Do you hop on the treadmill or bike for 5 minutes? Do you grab your toes with your legs straight and hold that for a couple seconds? Do you just start lifting weights? Or do you go through a dynamic warm-up?
I have head people say things like, “Does a lion warm up before it starts chasing a zebra or does the zebra have a chance to warm up before it sees a lion coming for him?” When I hear that comment I have to remind people that we are not those animals, we are completely different.
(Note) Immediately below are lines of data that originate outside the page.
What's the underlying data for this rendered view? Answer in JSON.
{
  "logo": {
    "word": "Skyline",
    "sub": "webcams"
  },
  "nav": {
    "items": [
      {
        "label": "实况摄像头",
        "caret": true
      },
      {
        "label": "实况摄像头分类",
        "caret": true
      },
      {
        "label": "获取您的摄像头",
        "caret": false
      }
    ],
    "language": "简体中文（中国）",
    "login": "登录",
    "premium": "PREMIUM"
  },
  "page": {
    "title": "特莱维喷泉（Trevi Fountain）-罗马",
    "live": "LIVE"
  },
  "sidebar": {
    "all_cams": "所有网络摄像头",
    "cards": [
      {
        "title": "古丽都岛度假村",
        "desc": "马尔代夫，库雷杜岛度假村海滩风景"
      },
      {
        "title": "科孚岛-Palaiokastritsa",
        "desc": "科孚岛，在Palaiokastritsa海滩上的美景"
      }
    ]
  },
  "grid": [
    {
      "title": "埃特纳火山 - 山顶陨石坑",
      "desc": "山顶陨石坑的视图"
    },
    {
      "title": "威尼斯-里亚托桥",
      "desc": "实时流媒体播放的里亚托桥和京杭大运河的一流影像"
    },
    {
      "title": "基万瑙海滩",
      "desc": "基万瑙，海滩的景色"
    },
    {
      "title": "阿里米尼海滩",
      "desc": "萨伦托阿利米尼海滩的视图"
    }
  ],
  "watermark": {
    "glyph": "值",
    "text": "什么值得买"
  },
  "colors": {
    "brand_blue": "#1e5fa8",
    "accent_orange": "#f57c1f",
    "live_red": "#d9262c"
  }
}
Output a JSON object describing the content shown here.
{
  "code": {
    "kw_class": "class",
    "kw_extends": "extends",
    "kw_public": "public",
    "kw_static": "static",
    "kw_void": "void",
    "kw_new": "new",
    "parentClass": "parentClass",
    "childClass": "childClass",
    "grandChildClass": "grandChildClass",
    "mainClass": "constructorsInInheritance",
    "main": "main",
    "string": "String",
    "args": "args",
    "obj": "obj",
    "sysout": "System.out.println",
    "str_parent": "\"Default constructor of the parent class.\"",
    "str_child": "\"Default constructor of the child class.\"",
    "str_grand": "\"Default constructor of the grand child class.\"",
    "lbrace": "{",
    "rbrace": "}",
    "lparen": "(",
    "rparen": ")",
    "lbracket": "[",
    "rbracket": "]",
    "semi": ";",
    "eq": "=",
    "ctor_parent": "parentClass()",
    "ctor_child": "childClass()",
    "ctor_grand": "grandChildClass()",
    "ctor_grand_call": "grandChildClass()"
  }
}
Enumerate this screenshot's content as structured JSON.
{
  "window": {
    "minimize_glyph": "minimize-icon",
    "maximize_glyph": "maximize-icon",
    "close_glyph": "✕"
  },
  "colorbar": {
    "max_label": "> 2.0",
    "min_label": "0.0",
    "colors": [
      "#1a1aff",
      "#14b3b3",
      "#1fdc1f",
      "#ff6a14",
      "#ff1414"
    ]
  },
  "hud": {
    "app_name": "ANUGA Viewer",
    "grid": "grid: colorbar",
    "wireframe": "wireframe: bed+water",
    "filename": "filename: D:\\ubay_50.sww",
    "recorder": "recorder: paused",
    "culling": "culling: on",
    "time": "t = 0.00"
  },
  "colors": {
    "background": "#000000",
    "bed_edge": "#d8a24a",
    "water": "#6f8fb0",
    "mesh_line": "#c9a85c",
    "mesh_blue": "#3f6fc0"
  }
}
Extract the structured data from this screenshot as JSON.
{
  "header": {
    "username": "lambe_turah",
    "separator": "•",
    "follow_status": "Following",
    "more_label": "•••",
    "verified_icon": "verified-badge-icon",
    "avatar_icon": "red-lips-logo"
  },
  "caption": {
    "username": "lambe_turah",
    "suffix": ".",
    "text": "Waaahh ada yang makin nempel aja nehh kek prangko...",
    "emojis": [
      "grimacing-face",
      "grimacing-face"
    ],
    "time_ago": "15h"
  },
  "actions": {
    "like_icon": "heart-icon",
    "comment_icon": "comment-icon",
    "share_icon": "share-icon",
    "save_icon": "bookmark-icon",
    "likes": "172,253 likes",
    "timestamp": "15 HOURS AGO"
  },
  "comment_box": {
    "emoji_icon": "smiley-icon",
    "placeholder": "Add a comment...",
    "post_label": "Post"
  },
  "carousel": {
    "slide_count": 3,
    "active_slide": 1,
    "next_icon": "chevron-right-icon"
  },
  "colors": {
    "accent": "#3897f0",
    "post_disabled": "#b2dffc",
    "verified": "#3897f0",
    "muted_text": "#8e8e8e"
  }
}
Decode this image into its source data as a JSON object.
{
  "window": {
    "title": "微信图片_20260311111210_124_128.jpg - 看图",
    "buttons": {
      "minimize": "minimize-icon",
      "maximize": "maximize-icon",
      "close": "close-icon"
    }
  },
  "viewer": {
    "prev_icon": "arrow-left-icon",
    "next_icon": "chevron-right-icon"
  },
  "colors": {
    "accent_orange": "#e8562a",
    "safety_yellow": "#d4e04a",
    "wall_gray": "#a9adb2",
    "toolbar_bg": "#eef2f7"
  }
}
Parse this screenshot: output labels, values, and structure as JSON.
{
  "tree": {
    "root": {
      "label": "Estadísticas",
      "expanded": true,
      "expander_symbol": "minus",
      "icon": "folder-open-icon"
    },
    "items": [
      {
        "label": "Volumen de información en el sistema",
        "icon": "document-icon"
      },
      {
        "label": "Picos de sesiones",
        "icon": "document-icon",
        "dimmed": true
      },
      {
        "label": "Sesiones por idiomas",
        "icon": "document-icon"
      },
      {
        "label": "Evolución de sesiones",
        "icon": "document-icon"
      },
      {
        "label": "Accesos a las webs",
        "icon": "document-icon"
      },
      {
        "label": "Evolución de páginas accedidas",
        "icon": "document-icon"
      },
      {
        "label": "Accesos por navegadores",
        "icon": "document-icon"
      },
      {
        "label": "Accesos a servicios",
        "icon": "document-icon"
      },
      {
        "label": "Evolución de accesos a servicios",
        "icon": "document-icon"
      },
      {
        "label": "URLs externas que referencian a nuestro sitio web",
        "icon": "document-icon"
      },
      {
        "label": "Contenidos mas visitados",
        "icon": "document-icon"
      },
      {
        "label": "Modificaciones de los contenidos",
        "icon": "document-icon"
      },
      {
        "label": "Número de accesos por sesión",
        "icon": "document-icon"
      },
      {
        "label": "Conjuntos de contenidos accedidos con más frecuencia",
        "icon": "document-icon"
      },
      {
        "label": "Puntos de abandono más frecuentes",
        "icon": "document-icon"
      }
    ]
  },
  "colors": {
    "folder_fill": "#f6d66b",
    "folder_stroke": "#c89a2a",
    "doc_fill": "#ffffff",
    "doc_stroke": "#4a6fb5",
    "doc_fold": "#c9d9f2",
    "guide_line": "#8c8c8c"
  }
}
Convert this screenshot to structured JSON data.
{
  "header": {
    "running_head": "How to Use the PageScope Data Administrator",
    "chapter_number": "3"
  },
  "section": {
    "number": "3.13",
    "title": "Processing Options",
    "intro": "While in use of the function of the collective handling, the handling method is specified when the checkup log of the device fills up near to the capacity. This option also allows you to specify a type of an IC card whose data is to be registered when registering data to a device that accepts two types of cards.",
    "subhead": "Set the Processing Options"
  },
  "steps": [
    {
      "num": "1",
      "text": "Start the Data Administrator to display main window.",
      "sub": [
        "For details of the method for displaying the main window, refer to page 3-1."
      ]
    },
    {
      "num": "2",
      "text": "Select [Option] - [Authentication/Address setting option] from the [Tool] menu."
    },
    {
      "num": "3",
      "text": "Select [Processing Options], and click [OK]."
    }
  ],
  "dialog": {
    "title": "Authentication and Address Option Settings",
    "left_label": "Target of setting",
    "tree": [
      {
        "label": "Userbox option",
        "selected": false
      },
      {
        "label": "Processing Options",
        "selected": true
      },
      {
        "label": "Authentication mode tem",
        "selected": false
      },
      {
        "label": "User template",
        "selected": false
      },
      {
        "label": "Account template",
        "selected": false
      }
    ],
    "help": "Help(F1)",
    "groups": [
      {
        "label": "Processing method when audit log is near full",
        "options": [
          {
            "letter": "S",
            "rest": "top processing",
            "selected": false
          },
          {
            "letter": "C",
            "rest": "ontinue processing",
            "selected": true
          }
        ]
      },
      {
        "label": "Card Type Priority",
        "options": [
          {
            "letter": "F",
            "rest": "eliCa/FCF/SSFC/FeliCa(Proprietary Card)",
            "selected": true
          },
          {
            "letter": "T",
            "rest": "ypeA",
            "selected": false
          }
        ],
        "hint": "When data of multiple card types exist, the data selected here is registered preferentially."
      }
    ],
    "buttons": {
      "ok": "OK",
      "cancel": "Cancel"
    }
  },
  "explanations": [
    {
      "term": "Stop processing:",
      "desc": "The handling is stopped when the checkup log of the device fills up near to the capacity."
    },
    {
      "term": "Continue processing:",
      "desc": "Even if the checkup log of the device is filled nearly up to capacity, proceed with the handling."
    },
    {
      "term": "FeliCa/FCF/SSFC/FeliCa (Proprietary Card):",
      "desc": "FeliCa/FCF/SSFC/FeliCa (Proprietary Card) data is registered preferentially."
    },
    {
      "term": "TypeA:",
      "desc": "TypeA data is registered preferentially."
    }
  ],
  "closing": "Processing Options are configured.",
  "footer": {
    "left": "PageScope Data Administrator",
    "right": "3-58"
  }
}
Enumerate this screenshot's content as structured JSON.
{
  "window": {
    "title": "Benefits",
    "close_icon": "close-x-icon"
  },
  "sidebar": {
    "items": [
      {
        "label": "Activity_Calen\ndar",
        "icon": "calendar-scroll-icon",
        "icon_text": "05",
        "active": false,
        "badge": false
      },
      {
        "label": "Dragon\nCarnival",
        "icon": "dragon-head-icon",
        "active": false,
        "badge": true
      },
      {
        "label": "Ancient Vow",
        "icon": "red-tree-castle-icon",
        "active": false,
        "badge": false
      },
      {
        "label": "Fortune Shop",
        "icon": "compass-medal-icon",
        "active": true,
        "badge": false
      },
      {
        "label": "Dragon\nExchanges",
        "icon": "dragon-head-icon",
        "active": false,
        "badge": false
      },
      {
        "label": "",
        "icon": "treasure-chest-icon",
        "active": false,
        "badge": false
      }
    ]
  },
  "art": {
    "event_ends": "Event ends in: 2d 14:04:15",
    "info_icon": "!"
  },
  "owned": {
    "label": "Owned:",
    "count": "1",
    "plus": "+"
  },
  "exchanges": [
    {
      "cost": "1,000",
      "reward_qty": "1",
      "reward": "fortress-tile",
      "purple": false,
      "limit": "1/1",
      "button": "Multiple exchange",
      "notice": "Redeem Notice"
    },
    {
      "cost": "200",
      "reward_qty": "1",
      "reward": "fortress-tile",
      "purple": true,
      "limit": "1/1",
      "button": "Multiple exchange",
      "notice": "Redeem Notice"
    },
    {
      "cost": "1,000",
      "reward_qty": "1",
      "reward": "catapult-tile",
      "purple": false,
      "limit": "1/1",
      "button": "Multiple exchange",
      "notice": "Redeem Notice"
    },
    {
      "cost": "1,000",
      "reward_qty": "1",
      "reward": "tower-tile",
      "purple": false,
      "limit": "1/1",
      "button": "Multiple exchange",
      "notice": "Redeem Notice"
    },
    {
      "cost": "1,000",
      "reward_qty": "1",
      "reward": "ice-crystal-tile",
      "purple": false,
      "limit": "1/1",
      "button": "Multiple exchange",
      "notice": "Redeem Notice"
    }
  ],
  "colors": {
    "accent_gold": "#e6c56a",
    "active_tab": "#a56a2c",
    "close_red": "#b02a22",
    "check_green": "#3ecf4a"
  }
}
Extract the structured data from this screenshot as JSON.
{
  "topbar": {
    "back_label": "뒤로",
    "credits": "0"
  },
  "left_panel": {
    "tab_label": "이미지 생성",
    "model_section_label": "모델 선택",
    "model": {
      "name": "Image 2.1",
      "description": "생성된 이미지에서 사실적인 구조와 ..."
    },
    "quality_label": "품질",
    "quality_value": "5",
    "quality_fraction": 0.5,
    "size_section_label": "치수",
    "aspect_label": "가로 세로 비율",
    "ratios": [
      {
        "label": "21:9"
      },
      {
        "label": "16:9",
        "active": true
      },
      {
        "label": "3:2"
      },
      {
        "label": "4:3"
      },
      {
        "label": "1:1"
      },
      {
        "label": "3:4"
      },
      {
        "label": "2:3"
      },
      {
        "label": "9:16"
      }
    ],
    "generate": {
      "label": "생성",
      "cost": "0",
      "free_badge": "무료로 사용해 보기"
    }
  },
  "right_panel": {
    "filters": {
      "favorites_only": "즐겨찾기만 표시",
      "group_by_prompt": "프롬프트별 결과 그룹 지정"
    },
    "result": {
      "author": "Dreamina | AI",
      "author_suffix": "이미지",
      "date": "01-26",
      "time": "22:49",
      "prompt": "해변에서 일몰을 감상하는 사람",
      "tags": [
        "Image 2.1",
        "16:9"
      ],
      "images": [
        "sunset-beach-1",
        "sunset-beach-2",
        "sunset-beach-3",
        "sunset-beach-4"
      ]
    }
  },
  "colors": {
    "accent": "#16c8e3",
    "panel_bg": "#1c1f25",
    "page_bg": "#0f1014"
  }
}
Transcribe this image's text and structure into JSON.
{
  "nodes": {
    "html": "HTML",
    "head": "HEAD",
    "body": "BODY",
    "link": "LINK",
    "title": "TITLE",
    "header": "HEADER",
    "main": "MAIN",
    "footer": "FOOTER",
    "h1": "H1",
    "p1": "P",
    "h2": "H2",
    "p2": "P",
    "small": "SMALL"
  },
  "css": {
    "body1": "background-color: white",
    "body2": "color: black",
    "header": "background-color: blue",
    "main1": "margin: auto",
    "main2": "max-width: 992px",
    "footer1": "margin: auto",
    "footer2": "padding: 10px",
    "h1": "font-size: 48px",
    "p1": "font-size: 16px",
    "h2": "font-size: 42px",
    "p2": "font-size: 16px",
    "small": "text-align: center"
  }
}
Our bodies differ from those species in that we need to properly warm up before we workout in order to get the most out of each workout, prevent injury, and help with recovery.
What I am trying to get at is that everyone should make time to get a dynamic warm-up in before any type of exercise. We aren’t in the safari so lets focus on warming up our bodies and keeping it healthy so we can do it all over again the next day.
The goal for warming up is to prepare our body for exercise to enhance our performance and also decrease our chances of injury.
There are 5 important characteristics to a good dynamic warm-up.
General Movement – The goal is to increase body and muscle temperature.
Examples: Jogging, Skipping, Shuffling
Pillar Activation – The goal is to activate targeted muscle group.
Examples: Mini-Band Marches, Hip Series, Mini-Band Shoulder series
Dynamic Stretches – The gaol is to increase mobility and activation.
Examples: Knee Hug March, Quad Pull, Single Leg Deadlift, Worlds Greatest
Movement Integration – The goal is to increase activation with more specificity.
Examples: A-Skips, Lateral Skips, Yoga Pushups
Nervous System Activation – The goal is to clear nervous system pathways to improve muscle force and rate of force development.
Examples: 2in Runs, Pogos, Base Rotations, Hurdle Hops
Now that we know the 5 characteristics of a warm-up what do we do now?
To design the perfect dynamic warm-up for yourself, you need to first consider what you are trying to accomplish that day? For example; are you going for a jog, are you lifting (lower body/upper body) or are you working on agility? Once you know your plan for that day, start creating a workout designed to help enhance performance for the movements you will be performing. For example, if you are working on multi-directional movements, your warm-up should have an emphasis on lateral specific movements to prep your body for moving left and right. You also want to focus on coordination, velocity, and force when choosing warm-up exercises. For instance, are you on 1 foot or 2? Is your velocity going to be slow or fast? Will the warm-up be low impact or is it going to be high force development?
Whether you have 2 minutes or have 15 minutes to warm-up on a given day, if you are able to add each characteristic to your warm-up you will be setting yourself up for success with a possibility of hitting a PR and most importantly staying healthy.